A Bolsa de Nova York (ICE Futures US) recua mais de 1%, fator de pressão aos preços domésticos. Já o dólar cai frente ao real. Com isso, os produtores tendem a ficar mais retraídos e aguardando por um cenário mais favorável.

Na segunda-feira (6), o mercado brasileiro de café apresentou preços mais altos. Os ganhos para o arábica na Bolsa de Nova York (ICE Futures US) e para o robusta em Londres sustentaram as cotações no país. Porém, apesar da alta, a volatilidade atrapalhou e o dia foi curto de negócios, como destaca a SAFRAS Consultoria.

As negociações envolveram mais lotes pontuais, dependendo da necessidade de caixa dos produtores. No conilon, os produtores parecem mais capitalizados e seguraram o café, que reagiu bem nos valores.

O café arábica bebida boa com 15% de catação ficou em R$ 880,00/885,00 a saca, no comparativo com R$ 870,00/875,00 a saca do dia anterior. No cerrado mineiro, arábica bebida dura com 15% de catação teve preço de R$ 885,00/890,00 a saca, contra R$ 875,00/880,00 anteriormente.

Já o café arábica “rio” tipo 7 na Zona da Mata de Minas Gerais, com 20% de catação, teve preço de R$ 750,00/755,00 a saca, no comparativo com R$ 740,00/745,00 anteriormente.

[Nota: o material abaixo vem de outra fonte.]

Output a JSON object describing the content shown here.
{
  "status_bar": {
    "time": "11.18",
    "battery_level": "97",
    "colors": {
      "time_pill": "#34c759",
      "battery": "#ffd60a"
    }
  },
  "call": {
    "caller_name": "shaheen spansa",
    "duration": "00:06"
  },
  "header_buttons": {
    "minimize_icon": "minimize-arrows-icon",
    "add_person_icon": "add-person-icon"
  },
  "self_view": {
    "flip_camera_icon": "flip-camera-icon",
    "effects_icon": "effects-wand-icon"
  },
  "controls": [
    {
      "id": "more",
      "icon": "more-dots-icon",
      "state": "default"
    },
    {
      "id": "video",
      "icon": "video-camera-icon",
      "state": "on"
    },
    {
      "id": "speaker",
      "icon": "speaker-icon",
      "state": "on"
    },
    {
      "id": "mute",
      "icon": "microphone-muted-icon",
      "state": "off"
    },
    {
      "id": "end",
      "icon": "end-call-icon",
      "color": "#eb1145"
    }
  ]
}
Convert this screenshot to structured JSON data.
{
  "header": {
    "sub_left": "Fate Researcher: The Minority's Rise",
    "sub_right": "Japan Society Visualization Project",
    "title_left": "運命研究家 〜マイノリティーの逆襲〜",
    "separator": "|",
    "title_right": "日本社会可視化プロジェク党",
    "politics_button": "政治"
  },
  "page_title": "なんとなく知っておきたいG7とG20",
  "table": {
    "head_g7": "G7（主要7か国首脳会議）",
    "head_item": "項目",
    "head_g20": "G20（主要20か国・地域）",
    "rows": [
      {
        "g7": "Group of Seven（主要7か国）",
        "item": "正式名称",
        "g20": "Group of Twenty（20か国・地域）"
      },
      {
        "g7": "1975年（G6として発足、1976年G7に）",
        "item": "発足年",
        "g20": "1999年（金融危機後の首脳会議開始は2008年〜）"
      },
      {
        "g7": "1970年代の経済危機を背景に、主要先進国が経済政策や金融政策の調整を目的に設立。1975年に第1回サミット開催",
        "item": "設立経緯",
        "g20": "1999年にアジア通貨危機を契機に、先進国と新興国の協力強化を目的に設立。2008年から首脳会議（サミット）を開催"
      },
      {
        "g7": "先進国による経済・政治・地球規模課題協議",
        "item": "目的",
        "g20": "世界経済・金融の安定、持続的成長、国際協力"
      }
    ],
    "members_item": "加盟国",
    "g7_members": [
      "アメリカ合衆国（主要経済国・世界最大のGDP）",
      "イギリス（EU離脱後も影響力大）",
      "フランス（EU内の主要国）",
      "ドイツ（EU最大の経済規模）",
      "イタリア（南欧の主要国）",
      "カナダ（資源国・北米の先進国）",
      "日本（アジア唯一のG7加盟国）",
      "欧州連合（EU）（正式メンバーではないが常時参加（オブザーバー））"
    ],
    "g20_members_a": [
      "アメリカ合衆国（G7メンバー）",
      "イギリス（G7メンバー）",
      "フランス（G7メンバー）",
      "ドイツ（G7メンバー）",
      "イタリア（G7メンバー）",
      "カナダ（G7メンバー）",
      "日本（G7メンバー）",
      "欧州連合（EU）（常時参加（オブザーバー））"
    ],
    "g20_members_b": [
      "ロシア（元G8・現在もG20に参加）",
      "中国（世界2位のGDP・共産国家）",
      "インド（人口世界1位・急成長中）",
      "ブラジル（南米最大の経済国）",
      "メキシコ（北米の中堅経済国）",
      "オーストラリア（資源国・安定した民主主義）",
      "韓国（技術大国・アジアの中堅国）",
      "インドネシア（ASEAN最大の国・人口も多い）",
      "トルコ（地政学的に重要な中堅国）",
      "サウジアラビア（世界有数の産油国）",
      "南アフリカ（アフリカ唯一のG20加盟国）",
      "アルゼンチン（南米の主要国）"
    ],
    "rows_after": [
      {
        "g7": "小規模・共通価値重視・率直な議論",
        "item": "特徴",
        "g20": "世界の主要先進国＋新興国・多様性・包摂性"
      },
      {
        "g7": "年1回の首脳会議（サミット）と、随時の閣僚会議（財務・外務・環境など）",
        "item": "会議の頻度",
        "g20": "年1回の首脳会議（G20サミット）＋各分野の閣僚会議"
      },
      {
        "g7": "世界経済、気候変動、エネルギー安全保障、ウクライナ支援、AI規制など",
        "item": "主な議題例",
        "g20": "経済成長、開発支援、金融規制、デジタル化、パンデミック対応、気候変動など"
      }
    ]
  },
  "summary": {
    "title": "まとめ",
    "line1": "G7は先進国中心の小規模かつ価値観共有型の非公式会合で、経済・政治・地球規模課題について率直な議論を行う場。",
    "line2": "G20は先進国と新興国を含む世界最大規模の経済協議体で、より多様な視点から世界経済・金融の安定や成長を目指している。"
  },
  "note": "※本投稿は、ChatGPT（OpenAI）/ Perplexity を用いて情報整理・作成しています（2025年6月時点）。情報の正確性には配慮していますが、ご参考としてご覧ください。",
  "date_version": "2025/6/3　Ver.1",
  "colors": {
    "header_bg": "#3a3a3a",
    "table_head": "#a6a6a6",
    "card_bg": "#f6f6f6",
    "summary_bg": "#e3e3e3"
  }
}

O conilon tipo 7 em Vitória, Espírito Santo, ficou em R$ 645,00/650,00 a saca (R$ 635,00/640,00 anteriormente) e o 7/8 em R$ 640,00/645,00 (R$ 630,00/635,00 no dia anterior).

ESTOQUES CERTIFICADOS
  • Os estoques certificados de café nos armazéns credenciados da Bolsa de Mercadorias de Nova York (ICE Futures) na posição de 06 de novembro de 2023 estão em 347.555 sacas de 60 quilos, com queda de 12.454 sacas em relação ao dia anterior. As informações partem da ICE Futures.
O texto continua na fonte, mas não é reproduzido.